Just realised that a paragraph number as an index into the text needs to be uniquely searchable if it’s to be independent from reader software functions. That means a unique character (already have a pilcrow I guess) and an increasing number (never reset to 1 in the same book). Or leading zeroes and increasing.
There is still some assumption about content built into the Book, Chapter, and Verse style of content markup, which is that the Verse that is marked up by a number is going to be a significant amount of text and so the markup will not have too much overhead. Visually, a paragraph number is not very much noise while reading if the paragraphs are large, but there are classes of content that don’t match that assumption.
The example I have foremost in mind is large sections of dialogue, where the paragraph markers would become line markers and so become fairly intrusive to the text. I imagine there are other situations where the resolution of the paragraph is inconvenient as a reference (such as anything written by John Locke). Formatting issues could alleviate the noise (consider the contemporary example set by ruby characters).
That said, it’s a small niggle of an insightful look at ways to break ebooks out of their book heritage. I keep getting excited at the thought of putting a PDF on my iPod Touch for easy reference on the go, but the reality is that it’s a royal pain to actually reference them in that format.
This post and the last one got me thinking about HTML again. It’s overlooked quite a bit, because it’s foundational. No one walks into a new house and thinks first off, “Wow! I bet there’s a great concrete slab under here!” But HTML is, pardon the nerdgasm, one of the most impressive communication technologies ever devised.

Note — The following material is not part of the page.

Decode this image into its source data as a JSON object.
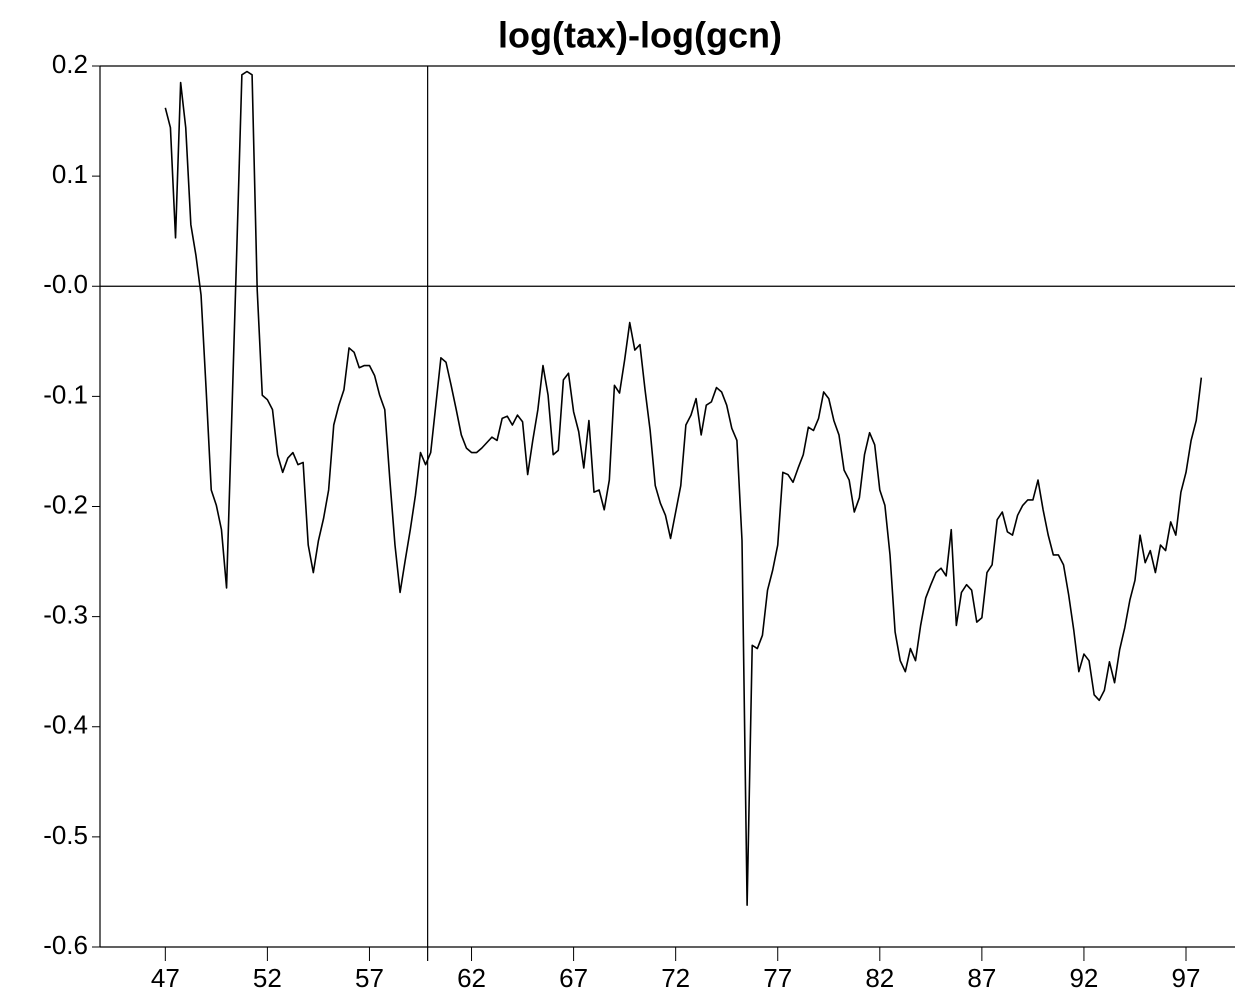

And it was devised by academics (and eventually commercial interests) too, for exactly these kinds of problems. How do you point out a “page” when all the content is in one stream? Hyperlinks. How do you enforce layout, font, color, and style when the user can manipulate the raw text all they want? You use CSS to implement a default style.
Admittedly it has limits and is not perfect, but its a solid model to move from. You seem to touch on this a bit in the comments. Another interesting element of HTML is the ability to hide data and manipulate it. Notes needn’t be at the bottom, side, or appendix. They can exist “behind” their marker in the text, only to appear when the user focuses on them. Page numbers, line numbers, even word numbers can all exist as hidden information; a rich backdrop of meta-content to be explored as needed by the users (by users I mean content providers and consumers).
But I think, in a lot of ways, Google was right: its all about search. I feel like “Check page 123″ or “Go to section 3:14″ are both archaic and artificial to how we naturally approach text. Closer is “it’s in the Ship section, near the part about lasers.” Search technology turns that phrasing into a position in the text through something like “Ship : Lasers : Cool Thing”. It’s not referential referencing, but contextual referencing.
One more thought on correlation that Toph pointed out. There is a real case he reviewed of a German book considered canonical and its English translation. As this is a book of academic interest, referring to its contents requires somehow referring to the location in the canonical (the German) form even if you only have the English. The English translation solves this by placing a marker in the English text every time the German text changes page. So the text:
“This is the English translation [177] of some German text.”
…indicates that in the German, page 177 begins with the German for “of some German text.”
That’s pretty elegant. It’s partly cool because it moves backwards — rather than require a new markup for books, it only places that onus on new material. That smells “right” to me.
Bad Behavior has blocked 58 access attempts in the last 7 days.
11:27
I find it odd, that you don’t include ‘font’ as an integral element of content. Surely given your own passion for selecting ‘the right font’, it should be part of the artistic product, rather than a choice to be made by the reader.